Barbara Schmidt notes the artists from the various volumes in her A History of and Guide to Uniform Editions of Mark Twain's Works. Most of the documentation here is for the earlier deluxe editions in red, Part One covers 1891-1920, Part Two has 1899-1920, while we have copies with cream boards with a small cameo of Twain embossed onto the front cover, which will be documented in Part Three, books after 1920.
In Life on the Mississippi, Harper & Brothers 1917, I discovered the photographer Napoleon Sarony, who photographed an estimated 20,000 celebrities of the day and perhaps 300,000 members of the general public, but it best known for his landmark 1883 lawsuit for photographers to claim original copyright of their photographs. The case was over a disputed photograph of Oscar Wilde, in which Burows-Giles Lithographic argued that Sarony had not invented Oscar Wilde and they should be able to use it in a department store ad. The courts agreed with Sarony's lawyers that the photographer was the author and inventor of the photograph.
In 1884, Sarony participated in a April Fool's prank on Twain inwhich 150 of Twain's friend wrote him requesting his autograph but neglecting to include a SASE for return. Sarony addressed his note to "My dear Clements".

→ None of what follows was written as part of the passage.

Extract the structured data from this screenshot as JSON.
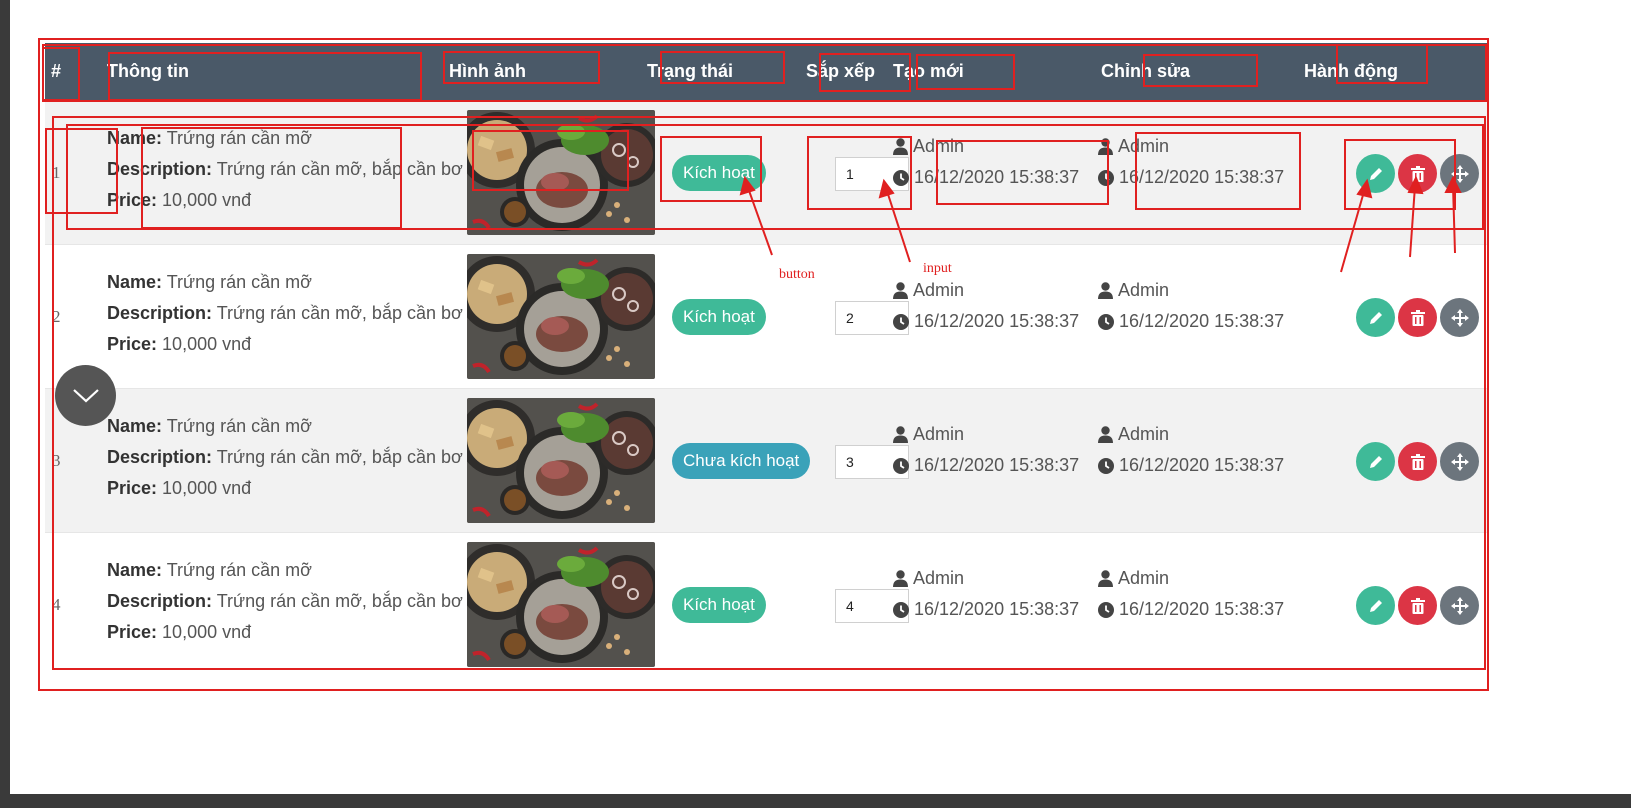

Napoleon Sarony wore a Fez and "picturesque" clothing which must have been noticed even in New York city.
What is perhaps Sarony's best known photograph of Twain was most disliked by Twain. Writing in his own 1902 copy of a honorarium book presented by Harper & Brothers at his 67th birthday party,
of course they would frontispiece it with this damned old libel, which began as a libel when Sarony made it, in my fortieth year
The picture most likely was taken when Twain was 60. In 1905, he was still complaining about the photograph:
November 14, 1905.
Dear Mr. Row,
That alleged portrait has a private history. Sarony was as much of an enthusiast about wild animals as he was about photography; and when Du Chaillu brought the first Gorilla to this country in 1819 he came to me in a fever of excitement and asked me if my father was of record and authentic. I said he was; then Sarony, without any abatement of his excitement asked if my grandfather also was of record and authentic. I said he was. Then Sarony, with still rising excitement and with joy added to it, said he had found my great grandfather in the person of the gorilla and had recognized him at once by his resemblance to me. I was deeply hurt but did not reveal this, because I knew Sarony meant no offense for the gorilla had not done him any harm, and he was not a man who would say an unkind thing about a gorilla wantonly. I went with him to inspect the ancestor, and examined him from several points of view, without being able to detect anything more than a passing resemblance. "Wait," said Sarony with strong confidence, "let me show you." He borrowed my overcoat and put it on the gorilla. The result was surprising. I saw that the gorilla while not looking distinctly like me was exactly what my great grandfather would have looked like if I had had one. Sarony photographed the creature in that overcoat, and spread the picture about the world. It has remained spread about the world ever since. It turns up every week in some newspaper somewhere or other. It is not my favorite, but to my exasperation it is everybody else's. Do you think you could get it suppressed for me? I will pay the limit.
Sincerely yours, S. L. Clemens.
I'll continue my research tomorrow. I doubt I'll find the artists from these books, but I am sure I'll find something utterly fascinating.